Perciò nel romanzo dice che «la politica è tornata di moda»?
«Ironizzo sull'abitudine di chiamarla in causa continuamente e a sproposito. Quelli che ti dicono che: tutto è politica. Non è così. La politica ha un perimetro preciso che riguarda le idee e la gestione della cosa pubblica: evocarla per qualsiasi sciocchezza, attribuirle compiti che non le competono significa annacquarla e credo venga fatto, anche in questo caso, per ragioni strumentali».
Come mai la scelta di un io narrante, in quello che è un romanzo, e non autofiction?
«È una scelta vecchia come la letteratura: uno stratagemma per creare maggiore complicità con il lettore. Quanto all'autofiction contemporanea, non credo che sia una grande invenzione: in fondo, anche la Divina commedia è autofiction. A me non interessa raccontare i fatti miei, che ritengo noiosi, bensì usare la mia esperienza per creare una figura romanzesca.

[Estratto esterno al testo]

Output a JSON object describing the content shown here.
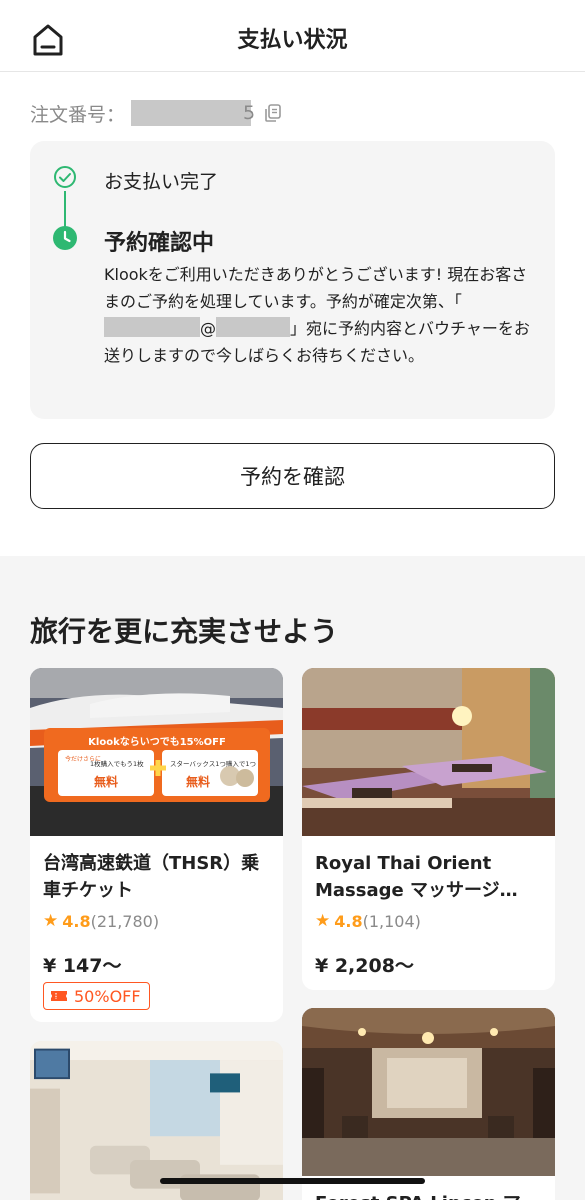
{
  "header": {
    "title": "支払い状況",
    "home_icon": "home-icon"
  },
  "order": {
    "label": "注文番号：",
    "visible_tail": "5"
  },
  "status": {
    "step1_label": "お支払い完了",
    "step2_label": "予約確認中",
    "desc_part1": "Klookをご利用いただきありがとうございます! 現在お客さまのご予約を処理しています。予約が確定次第、「",
    "desc_at": "@",
    "desc_part2": "」宛に予約内容とバウチャーをお送りしますので今しばらくお待ちください。",
    "colors": {
      "accent": "#2eb872"
    }
  },
  "confirm_button": "予約を確認",
  "recommend": {
    "title": "旅行を更に充実させよう",
    "cards": [
      {
        "name": "台湾高速鉄道（THSR）乗車チケット",
        "rating": "4.8",
        "reviews": "(21,780)",
        "price": "¥ 147〜",
        "badge": "50%OFF",
        "banner_text_1": "Klookならいつでも15%OFF",
        "banner_text_2": "今だけさらに",
        "banner_text_3": "1枚購入でもう1枚",
        "banner_text_4": "無料",
        "banner_text_5": "スターバックス1つ購入で1つ",
        "banner_text_6": "無料"
      },
      {
        "name": "Royal Thai Orient Massage マッサージ…",
        "rating": "4.8",
        "reviews": "(1,104)",
        "price": "¥ 2,208〜"
      },
      {
        "name": ""
      },
      {
        "name": "Forest SPA Lincon マ"
      }
    ]
  }
}
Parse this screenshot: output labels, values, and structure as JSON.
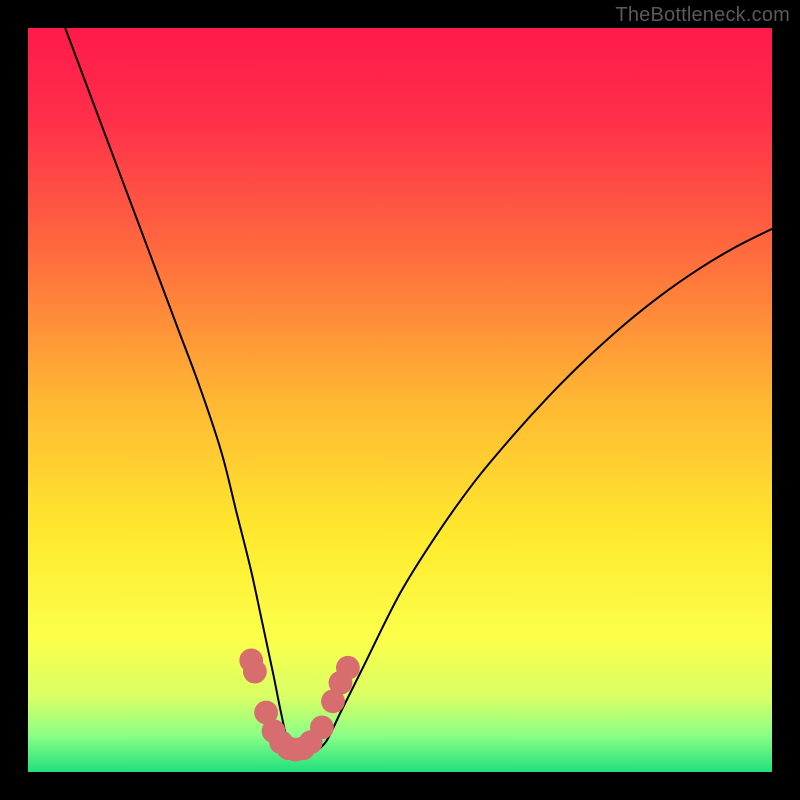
{
  "watermark": "TheBottleneck.com",
  "chart_data": {
    "type": "line",
    "title": "",
    "xlabel": "",
    "ylabel": "",
    "xlim": [
      0,
      100
    ],
    "ylim": [
      0,
      100
    ],
    "gradient": {
      "stops": [
        {
          "pos": 0.0,
          "color": "#ff1a4b"
        },
        {
          "pos": 0.12,
          "color": "#ff2e4a"
        },
        {
          "pos": 0.3,
          "color": "#ff6a3e"
        },
        {
          "pos": 0.5,
          "color": "#ffb733"
        },
        {
          "pos": 0.68,
          "color": "#ffe92e"
        },
        {
          "pos": 0.82,
          "color": "#fcff4a"
        },
        {
          "pos": 0.9,
          "color": "#d8ff66"
        },
        {
          "pos": 0.95,
          "color": "#8cff86"
        },
        {
          "pos": 1.0,
          "color": "#21e07d"
        }
      ]
    },
    "series": [
      {
        "name": "bottleneck-curve",
        "x": [
          5,
          8,
          11,
          14,
          17,
          20,
          23,
          26,
          28,
          30,
          31.5,
          33,
          34,
          35,
          36.5,
          38,
          40,
          42,
          45,
          50,
          55,
          60,
          65,
          70,
          75,
          80,
          85,
          90,
          95,
          100
        ],
        "y": [
          100,
          92,
          84,
          76,
          68,
          60,
          52,
          43,
          35,
          27,
          20,
          13,
          8,
          4,
          2.5,
          2.5,
          4,
          8,
          14,
          24,
          32,
          39,
          45,
          50.5,
          55.5,
          60,
          64,
          67.5,
          70.5,
          73
        ]
      }
    ],
    "markers": {
      "name": "near-minimum-markers",
      "points_xy": [
        [
          30.0,
          15.0
        ],
        [
          30.5,
          13.5
        ],
        [
          32.0,
          8.0
        ],
        [
          33.0,
          5.5
        ],
        [
          34.0,
          4.0
        ],
        [
          35.0,
          3.2
        ],
        [
          36.0,
          3.0
        ],
        [
          37.0,
          3.2
        ],
        [
          38.0,
          4.0
        ],
        [
          39.5,
          6.0
        ],
        [
          41.0,
          9.5
        ],
        [
          42.0,
          12.0
        ],
        [
          43.0,
          14.0
        ]
      ],
      "radius_pct": 1.6,
      "color": "#d76d6e"
    }
  }
}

Come David Copperfield».
Si ride, anche...
«Temo che anche questa sia un'attitudine un po' démodé: dovrei interrogarmi? So che l'ironia non è molto in voga nella narrativa odierna. Ed è un peccato perché il comico è una forma di intelligenza delle cose».
A un certo punto, un altro professore, mentore del protagonista, suggerisce di «leggere lentamente». Perché?
«Dice una cosa in cui credo: sono stato un grande divoratore di libri, ma ritengo che divorare quelli davvero importanti sia una specie di crimine. In una lettera Flaubert scrive che un lettore sarebbe molto più sapiente se conoscesse veramente bene solo cinque libri. La penso così anch'io: per me la lettura è degustazione, non una scorpacciata al fast food».
I suoi cinque libri quali sono?
«Ce ne sono alcuni che ho riletto spesso: i Saggi di Montaigne, Madame Bovary, Anna Karenina, la Recherche, Pastorale americana di Roth».
Il protagonista dice di combattere contro la «volgarità dello Zeitgeist», quella «filistea dei benpensanti e dei moralisti». Viviamo in un mondo volgare?
«Diciamo che il mondo lo è, da sempre. Ciò espone chi fa un lavoro artistico a una contraddizione: devi trovare il modo di raccontare la volgarità con eleganza. Per me la letteratura è proprio questo tentativo di trasfigurazione. Nella vita questo non è possibile: sei molestato dalla volgarità del mondo, sui social e in tv vedi opinionisti di dubbia reputazione parlare di tutto con settarismo, violenza, in perfetta malafede. Robaccia in cui siamo immersi fino al collo ma di cui un narratore non può fare a meno».
Rimarrebbe senza lavoro?
«Eh, sì. Lavoriamo con questa pattumiera: sta a noi renderla prelibata. Come Flaubert, sogniamo un po' tutti di scrivere un libro sul niente».